Tussenuitspraak inzake zorgregeling en omgangsrecht in een familiekwestie

In deze zaak heeft het Gerechtshof 's-Hertogenbosch op 20 februari 2020 uitspraak gedaan in hoger beroep betreffende de zorgregeling en het omgangsrecht tussen een vader en zijn kinderen. De moeder, appellante in deze procedure, heeft verzocht om een zorgregeling vast te stellen, maar het hof oordeelt dat dit op dit moment niet in het belang van de kinderen is.
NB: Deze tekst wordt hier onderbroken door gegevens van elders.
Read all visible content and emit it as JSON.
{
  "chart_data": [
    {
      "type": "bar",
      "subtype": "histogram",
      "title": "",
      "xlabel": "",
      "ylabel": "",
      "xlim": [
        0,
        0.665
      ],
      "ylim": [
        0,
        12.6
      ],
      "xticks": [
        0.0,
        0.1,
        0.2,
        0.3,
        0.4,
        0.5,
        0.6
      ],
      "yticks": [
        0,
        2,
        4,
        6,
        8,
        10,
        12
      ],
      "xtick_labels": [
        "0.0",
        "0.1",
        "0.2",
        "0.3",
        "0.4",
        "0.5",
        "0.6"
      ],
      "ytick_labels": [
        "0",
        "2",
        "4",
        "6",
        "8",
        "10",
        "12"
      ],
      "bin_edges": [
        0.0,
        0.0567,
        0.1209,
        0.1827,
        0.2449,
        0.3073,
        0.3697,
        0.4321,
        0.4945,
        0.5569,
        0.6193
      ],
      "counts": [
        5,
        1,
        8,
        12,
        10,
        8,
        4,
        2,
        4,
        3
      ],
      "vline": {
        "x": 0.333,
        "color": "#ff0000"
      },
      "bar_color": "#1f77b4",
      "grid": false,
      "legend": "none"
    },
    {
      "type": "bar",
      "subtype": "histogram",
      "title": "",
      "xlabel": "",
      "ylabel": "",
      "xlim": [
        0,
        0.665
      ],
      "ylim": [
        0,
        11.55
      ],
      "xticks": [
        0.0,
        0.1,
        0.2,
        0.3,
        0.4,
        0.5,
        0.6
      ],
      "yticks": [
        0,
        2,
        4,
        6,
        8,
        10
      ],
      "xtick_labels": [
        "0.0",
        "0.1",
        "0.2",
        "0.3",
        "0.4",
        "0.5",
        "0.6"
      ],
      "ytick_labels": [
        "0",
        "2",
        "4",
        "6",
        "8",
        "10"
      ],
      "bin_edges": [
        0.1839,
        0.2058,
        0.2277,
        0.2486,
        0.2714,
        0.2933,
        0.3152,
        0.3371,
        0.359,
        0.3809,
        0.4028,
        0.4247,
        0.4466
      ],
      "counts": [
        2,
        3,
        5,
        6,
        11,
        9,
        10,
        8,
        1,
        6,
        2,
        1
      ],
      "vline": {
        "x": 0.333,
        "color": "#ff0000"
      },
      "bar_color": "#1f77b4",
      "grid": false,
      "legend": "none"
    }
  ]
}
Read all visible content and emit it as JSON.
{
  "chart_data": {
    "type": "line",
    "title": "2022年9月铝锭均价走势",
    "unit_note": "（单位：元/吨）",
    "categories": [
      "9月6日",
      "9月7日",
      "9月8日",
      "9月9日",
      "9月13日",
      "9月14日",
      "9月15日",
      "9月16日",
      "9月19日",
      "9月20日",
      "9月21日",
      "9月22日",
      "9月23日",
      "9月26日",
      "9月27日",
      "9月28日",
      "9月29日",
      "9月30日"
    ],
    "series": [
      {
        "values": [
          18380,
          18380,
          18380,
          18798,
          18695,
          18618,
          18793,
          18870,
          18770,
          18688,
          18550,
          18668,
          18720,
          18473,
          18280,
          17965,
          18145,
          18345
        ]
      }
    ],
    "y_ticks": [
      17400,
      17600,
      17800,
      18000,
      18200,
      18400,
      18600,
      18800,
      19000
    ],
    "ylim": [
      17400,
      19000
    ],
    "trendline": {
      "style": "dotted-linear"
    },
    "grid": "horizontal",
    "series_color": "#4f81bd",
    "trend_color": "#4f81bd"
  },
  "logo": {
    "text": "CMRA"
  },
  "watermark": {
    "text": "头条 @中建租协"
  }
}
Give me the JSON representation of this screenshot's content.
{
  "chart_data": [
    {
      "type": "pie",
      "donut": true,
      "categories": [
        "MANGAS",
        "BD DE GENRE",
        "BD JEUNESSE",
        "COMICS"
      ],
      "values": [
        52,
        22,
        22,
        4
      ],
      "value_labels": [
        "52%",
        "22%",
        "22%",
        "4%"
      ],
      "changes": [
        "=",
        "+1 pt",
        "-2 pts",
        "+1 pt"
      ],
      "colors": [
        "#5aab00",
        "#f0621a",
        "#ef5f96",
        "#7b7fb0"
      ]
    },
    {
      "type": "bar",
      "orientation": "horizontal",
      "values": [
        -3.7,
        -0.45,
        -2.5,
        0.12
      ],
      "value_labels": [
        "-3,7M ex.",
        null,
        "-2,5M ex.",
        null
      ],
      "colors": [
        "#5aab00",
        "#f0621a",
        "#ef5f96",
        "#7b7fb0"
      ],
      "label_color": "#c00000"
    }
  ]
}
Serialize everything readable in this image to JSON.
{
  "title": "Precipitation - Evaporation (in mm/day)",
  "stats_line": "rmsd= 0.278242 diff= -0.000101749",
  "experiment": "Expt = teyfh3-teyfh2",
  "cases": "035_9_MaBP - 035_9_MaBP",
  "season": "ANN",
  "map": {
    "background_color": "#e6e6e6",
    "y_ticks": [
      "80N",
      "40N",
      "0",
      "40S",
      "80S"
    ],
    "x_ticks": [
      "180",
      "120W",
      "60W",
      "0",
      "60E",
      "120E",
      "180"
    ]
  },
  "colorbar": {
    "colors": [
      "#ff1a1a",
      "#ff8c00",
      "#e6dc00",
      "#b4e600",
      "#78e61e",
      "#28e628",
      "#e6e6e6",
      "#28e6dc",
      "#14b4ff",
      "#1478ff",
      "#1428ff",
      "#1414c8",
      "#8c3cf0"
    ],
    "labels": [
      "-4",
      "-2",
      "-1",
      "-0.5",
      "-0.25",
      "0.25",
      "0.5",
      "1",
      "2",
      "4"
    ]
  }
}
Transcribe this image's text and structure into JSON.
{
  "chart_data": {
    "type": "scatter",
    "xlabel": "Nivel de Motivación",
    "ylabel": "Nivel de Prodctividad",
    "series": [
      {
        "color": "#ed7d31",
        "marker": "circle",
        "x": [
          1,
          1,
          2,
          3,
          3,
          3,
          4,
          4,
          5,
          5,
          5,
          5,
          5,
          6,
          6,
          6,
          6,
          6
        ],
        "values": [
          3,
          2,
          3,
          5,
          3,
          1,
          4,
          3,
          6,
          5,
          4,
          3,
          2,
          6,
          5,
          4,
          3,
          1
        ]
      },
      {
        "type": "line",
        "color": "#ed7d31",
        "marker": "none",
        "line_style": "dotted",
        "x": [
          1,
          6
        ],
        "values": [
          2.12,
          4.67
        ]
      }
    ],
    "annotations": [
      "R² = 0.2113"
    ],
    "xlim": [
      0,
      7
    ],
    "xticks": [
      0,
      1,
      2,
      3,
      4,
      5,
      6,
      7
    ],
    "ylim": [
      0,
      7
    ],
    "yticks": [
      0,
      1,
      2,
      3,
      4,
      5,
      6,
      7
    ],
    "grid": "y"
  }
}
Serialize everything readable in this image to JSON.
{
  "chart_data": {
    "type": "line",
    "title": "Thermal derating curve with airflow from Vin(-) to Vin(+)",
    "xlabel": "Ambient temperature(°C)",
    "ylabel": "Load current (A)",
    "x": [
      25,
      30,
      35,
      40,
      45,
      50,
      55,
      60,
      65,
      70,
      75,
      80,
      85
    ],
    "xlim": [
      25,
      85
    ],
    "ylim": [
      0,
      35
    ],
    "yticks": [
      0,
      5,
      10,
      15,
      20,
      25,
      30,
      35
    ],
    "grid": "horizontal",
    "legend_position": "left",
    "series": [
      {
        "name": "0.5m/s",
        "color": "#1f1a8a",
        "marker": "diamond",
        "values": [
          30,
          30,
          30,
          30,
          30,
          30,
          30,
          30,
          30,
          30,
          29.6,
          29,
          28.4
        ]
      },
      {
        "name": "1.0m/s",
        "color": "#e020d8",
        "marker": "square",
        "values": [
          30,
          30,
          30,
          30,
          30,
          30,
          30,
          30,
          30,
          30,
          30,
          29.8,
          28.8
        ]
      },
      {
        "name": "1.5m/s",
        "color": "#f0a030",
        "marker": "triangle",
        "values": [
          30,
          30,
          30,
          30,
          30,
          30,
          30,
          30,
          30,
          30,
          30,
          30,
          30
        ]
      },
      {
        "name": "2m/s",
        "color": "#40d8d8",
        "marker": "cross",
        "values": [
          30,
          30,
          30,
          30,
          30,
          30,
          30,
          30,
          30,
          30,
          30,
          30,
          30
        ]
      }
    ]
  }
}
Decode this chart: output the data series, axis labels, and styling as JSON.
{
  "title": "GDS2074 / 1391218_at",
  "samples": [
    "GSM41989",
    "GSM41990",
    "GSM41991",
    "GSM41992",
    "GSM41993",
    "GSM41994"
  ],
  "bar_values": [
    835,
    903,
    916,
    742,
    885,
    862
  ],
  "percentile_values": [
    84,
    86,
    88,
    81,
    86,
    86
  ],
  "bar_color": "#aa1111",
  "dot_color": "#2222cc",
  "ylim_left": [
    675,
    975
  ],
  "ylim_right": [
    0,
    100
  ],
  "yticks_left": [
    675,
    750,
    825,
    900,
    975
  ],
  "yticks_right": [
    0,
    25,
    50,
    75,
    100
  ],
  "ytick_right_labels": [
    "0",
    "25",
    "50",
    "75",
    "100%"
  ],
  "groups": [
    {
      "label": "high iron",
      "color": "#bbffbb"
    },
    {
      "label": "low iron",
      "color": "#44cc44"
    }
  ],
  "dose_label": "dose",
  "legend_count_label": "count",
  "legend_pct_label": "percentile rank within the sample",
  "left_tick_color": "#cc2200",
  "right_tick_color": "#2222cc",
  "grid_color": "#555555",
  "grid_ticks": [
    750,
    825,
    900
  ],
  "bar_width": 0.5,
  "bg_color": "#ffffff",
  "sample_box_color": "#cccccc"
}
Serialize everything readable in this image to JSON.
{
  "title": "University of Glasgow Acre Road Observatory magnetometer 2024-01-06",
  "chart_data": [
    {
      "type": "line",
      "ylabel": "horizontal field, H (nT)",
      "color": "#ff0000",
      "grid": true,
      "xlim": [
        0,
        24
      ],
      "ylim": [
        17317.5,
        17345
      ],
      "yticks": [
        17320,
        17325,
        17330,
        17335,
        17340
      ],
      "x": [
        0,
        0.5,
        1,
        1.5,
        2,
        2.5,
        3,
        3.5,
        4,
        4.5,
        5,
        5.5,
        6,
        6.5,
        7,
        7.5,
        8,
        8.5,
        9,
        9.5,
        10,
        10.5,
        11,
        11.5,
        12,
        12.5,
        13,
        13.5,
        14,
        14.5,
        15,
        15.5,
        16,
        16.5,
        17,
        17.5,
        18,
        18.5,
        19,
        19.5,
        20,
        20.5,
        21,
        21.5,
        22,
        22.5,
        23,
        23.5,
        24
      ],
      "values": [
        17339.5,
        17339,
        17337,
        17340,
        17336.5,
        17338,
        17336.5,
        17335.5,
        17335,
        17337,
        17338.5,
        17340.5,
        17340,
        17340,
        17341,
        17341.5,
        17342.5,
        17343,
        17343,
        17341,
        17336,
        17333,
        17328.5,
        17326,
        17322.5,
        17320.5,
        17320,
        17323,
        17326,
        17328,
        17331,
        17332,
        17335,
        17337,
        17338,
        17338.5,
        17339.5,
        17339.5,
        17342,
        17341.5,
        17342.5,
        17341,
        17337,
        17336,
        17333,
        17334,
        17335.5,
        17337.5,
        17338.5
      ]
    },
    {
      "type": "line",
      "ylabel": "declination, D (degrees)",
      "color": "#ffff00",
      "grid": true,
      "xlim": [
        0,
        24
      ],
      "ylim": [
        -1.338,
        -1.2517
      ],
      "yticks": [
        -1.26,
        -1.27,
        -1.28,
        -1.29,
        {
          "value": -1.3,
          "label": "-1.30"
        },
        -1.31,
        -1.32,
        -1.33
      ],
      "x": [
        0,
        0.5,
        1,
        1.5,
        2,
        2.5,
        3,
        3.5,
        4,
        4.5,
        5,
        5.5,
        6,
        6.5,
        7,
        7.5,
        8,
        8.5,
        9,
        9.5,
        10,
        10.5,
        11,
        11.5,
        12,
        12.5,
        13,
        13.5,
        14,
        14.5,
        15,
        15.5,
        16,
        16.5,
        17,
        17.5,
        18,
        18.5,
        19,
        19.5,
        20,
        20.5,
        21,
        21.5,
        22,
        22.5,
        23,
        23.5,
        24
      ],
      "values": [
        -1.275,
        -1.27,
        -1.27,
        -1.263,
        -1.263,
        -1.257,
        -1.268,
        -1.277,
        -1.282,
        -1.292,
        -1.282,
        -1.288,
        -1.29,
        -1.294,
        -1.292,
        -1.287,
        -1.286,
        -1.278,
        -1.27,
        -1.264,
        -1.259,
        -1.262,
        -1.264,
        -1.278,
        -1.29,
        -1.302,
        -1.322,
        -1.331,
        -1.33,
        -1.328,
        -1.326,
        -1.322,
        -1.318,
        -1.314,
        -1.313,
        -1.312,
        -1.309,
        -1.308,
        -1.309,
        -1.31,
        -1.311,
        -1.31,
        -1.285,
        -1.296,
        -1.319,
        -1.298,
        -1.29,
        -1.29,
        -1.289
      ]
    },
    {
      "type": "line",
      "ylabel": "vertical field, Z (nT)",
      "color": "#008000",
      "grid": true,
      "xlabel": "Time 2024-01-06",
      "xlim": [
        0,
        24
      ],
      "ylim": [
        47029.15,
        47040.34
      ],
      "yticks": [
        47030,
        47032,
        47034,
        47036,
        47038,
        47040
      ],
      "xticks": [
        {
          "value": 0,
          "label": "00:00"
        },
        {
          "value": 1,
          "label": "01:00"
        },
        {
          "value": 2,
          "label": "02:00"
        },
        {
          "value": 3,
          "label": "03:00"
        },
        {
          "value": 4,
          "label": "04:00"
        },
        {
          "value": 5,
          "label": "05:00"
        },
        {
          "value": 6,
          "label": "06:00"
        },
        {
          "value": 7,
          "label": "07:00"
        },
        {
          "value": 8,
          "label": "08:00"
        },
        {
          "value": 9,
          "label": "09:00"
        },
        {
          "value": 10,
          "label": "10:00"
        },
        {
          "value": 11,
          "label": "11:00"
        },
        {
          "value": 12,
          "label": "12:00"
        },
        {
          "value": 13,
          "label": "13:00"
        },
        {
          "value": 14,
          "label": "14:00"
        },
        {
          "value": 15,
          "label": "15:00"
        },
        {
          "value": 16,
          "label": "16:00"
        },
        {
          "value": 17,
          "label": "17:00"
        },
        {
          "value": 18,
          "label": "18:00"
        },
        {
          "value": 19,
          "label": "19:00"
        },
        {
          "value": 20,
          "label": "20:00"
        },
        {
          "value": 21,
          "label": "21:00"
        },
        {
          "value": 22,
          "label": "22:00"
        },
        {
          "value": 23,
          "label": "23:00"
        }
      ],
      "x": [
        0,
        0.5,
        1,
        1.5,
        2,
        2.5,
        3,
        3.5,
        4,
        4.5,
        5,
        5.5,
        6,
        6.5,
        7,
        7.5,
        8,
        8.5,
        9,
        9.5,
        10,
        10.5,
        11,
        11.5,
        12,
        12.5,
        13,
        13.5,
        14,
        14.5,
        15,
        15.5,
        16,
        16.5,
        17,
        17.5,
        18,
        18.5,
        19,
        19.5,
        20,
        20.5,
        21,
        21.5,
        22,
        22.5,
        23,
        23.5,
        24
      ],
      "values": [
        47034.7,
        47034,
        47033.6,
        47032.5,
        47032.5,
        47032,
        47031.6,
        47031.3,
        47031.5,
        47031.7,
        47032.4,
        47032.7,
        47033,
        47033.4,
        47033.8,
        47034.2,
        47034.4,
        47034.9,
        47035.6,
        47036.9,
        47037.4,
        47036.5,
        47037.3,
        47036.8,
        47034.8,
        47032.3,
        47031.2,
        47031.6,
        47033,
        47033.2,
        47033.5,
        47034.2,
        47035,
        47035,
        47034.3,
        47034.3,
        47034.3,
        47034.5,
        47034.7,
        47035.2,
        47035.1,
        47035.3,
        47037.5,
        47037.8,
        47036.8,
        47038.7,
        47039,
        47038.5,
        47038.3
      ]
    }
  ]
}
De vader heeft in het verleden te maken gehad met problemen zoals alcohol- en drugsgebruik, wat heeft geleid tot een negatieve invloed op de kinderen en hun ontwikkeling. Het hof heeft vastgesteld dat er een wijziging van omstandigheden is die een herbeoordeling van de zorgregeling noodzakelijk maakt. De Raad voor de Kinderbescherming heeft geadviseerd om de procedure aan te houden en te bezien of er een begeleid maatwerktraject kan worden opgezet. Het hof onderschrijft dit advies, maar concludeert dat een structurele zorgregeling op dit moment ernstige nadelen zou opleveren voor de kinderen. De vader wordt het recht op omgang ontzegd, maar er is ruimte voor toekomstige positieve ontwikkelingen indien de vader zijn problemen aanpakt. De beslissing van het hof vernietigt de eerdere beschikking van de rechtbank Limburg en wijst het verzoek van de vader af.

Uitspraak

GERECHTSHOF 's-HERTOGENBOSCH
Team familie- en jeugdrecht
Uitspraak: 20 februari 2020
Zaaknummer: 200.236.095/01
Zaaknummer eerste aanleg: C/04/128019 / FA RK 14-179
in de zaak in hoger beroep van:
[de moeder],
wonende te [woonplaats] ,
appellante,
hierna te noemen: de moeder,
advocaat: mr. S.C. van Heerd,
tegen
[de vader],
wonende te [woonplaats] ,
verweerder,
hierna te noemen: de vader,
advocaat: onttrokken (voorheen mr. S. Smeets).
In zijn hoedanigheid als omschreven in artikel 810 van het Wetboek van Burgerlijke Rechtsvordering is in de procedure gekend:
de Raad voor de Kinderbescherming,
regio Zuidoost Nederland, locatie [locatie] ,
hierna te noemen: de raad.
als vervolg op de beschikking van het hof van 14 maart 2019.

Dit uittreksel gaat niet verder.